Endocytosis is an essential component of cell motility, which facilitates the malignant behavior of cancer. Sorting nexin (SNX) family members are associated with tumor progression. However, the role and mechanism of SNX5 in hepatocellular carcinoma (HCC) progression remain largely unknown. In this study, we investigated the clinical significance and possible involvement of SNX5 in the progression of HCC. Here, we showed that SNX5 was upregulated in tumors compared with adjacent nontumorous tissues in HCC patients. The upregulation of SNX5 in HCC was associated with vascular invasion, intrahepatic metastasis, and poor prognosis. The overexpression of SNX5 promoted HCC cell proliferation, migration, invasion, and metastasis, whereas silencing SNX5 expression resulted in decreased cell proliferation, migration, and invasion. Knockdown of SNX5 significantly inhibited HCC cell proliferation by inducing G1/S transition arrest. Mechanistically, we demonstrated that SNX5 promoted cell proliferation, migration, and invasion via the activation of the EGFR-ERK1/2 pathway by blocking EGF-mediated EGFR internalization. We found that SNX5 interacted with EGFR in HCC cells. Moreover, SNX5-induced cell proliferation, migration, and invasion were partially reversed by the knockdown of EGFR or by ERK1/2 inhibitors. In addition, we demonstrated that SNX5 knockdown sensitized HCC cells to tyrosine kinase inhibitors, including erlotinib and sorafenib. Taken together, our results indicate that SNX5 promotes HCC cell proliferation and metastasis via inhibiting the endocytosis and degradation of EGFR, thereby activating the ERK1/2 signaling pathway. Our work also suggests that SNX5 is a potential therapeutic target for HCC.
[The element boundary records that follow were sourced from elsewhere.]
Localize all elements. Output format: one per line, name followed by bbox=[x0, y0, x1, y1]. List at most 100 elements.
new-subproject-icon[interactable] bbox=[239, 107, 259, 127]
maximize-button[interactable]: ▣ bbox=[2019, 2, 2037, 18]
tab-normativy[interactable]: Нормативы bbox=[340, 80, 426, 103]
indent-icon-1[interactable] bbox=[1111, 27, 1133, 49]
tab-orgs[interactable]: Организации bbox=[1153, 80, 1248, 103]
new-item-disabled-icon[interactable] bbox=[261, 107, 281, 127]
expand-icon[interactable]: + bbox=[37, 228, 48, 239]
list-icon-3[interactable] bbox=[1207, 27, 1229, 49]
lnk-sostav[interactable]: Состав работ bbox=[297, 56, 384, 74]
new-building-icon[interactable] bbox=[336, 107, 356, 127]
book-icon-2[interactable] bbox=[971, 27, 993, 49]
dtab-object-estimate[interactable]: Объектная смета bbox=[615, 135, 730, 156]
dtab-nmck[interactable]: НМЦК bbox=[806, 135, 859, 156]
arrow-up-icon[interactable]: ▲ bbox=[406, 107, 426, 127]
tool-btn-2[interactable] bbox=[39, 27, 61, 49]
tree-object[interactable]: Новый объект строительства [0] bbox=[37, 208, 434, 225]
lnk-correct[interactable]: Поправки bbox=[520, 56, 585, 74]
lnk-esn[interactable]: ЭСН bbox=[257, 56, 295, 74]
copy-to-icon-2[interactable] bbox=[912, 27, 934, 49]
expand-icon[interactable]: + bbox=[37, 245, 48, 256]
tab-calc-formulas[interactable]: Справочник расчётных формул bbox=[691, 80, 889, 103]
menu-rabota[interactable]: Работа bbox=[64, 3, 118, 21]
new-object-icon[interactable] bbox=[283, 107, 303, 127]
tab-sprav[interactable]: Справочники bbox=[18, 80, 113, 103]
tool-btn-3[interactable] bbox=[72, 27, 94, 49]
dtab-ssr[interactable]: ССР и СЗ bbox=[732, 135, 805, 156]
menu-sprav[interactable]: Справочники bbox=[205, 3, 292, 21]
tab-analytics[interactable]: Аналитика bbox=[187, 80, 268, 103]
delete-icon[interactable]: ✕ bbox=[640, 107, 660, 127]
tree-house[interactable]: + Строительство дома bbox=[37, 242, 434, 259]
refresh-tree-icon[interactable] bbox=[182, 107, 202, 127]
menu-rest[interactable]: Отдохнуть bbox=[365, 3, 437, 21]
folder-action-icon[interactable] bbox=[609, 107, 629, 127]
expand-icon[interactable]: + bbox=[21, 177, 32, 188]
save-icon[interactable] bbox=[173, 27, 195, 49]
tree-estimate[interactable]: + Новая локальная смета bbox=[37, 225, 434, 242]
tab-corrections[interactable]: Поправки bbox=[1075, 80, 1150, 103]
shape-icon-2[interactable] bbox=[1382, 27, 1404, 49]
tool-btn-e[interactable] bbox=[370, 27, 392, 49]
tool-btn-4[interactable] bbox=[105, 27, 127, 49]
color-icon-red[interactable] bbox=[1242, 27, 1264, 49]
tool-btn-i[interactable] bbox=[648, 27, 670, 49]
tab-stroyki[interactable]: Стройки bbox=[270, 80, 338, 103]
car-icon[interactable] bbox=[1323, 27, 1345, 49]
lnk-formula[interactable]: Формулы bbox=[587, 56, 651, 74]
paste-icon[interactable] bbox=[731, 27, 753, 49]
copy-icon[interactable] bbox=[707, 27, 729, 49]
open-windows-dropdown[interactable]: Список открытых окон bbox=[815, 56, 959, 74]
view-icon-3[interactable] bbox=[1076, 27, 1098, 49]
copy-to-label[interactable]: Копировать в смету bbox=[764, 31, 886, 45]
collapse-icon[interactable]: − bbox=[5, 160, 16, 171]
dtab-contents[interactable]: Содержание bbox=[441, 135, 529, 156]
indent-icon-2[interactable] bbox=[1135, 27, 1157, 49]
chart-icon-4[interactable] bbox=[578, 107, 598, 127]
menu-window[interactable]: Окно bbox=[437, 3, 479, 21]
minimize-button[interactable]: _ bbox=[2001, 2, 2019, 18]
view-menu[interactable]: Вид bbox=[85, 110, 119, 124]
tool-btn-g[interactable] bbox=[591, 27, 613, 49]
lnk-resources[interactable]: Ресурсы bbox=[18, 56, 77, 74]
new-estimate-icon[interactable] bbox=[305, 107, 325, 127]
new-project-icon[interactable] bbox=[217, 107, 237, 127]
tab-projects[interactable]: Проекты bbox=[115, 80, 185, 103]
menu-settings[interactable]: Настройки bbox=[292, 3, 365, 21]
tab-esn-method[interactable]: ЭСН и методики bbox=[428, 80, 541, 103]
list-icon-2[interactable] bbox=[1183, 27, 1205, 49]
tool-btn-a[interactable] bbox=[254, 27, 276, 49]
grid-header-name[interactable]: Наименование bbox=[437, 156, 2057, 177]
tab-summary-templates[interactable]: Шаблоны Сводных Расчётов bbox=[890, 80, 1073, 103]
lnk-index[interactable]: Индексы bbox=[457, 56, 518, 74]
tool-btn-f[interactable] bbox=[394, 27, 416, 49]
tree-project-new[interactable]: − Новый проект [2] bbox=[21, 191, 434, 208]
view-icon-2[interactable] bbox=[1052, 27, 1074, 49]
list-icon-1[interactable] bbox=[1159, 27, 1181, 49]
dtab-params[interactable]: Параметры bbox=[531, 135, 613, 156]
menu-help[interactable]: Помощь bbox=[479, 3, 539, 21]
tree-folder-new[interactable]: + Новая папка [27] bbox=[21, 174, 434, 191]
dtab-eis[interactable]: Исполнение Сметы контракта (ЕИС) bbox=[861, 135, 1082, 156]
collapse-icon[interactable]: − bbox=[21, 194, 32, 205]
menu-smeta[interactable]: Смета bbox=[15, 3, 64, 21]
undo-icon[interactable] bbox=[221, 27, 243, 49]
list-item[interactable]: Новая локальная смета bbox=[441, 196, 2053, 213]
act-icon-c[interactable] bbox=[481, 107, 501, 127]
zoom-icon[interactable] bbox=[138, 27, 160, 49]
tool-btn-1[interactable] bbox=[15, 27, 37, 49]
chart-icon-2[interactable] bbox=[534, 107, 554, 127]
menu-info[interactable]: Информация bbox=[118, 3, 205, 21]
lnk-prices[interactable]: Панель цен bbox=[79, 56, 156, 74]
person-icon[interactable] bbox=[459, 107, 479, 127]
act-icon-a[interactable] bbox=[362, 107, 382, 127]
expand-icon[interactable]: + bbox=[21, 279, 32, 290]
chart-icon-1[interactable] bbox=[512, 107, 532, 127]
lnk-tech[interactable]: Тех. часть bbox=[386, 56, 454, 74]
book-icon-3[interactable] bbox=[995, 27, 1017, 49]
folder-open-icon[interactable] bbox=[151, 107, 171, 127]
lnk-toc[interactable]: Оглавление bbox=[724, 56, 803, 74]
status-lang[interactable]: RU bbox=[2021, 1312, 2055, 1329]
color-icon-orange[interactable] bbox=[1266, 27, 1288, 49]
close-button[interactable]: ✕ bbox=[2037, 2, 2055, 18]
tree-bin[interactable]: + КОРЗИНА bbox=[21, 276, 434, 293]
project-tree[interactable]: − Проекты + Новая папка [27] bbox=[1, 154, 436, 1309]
内吞作用是细胞运动的重要组成部分，它促进了癌症的恶性行为。排序连接蛋白 (SNX) 家族成员与肿瘤进展有关。然而，SNX5 在肝细胞癌 (HCC) 进展中的作用和机制仍然很大程度上未知。在这项研究中，我们调查了 SNX5 在 HCC 进展中的临床意义和可能参与。在这里，我们发现与 HCC 患者的邻近非肿瘤组织相比，SNX5 在肿瘤中上调。HCC中SNX5的上调与血管侵犯、肝内转移和预后不良有关。SNX5的过表达促进HCC细胞增殖、迁移、侵袭和转移，而沉默SNX5表达导致细胞增殖、迁移和侵袭减少。SNX5 的敲低通过诱导 G1/S 过渡期阻滞显着抑制 HCC 细胞增殖。从机制上讲，我们证明 SNX5 通过阻断 EGF 介导的 EGFR 内化来激活 EGFR-ERK1/2 通路来促进细胞增殖、迁移和侵袭。我们发现 SNX5 与 HCC 细胞中的 EGFR 相互作用。此外，SNX5 诱导的细胞增殖、迁移和侵袭被 EGFR 的敲低或 ERK1/2 抑制剂部分逆转。此外，我们证明了 SNX5 敲低使 HCC 细胞对酪氨酸激酶抑制剂敏感，包括厄洛替尼和索拉非尼。总之，我们的研究结果表明，SNX5 通过抑制 EGFR 的内吞和降解来促进 HCC 细胞增殖和转移，从而激活 ERK1/2 信号通路。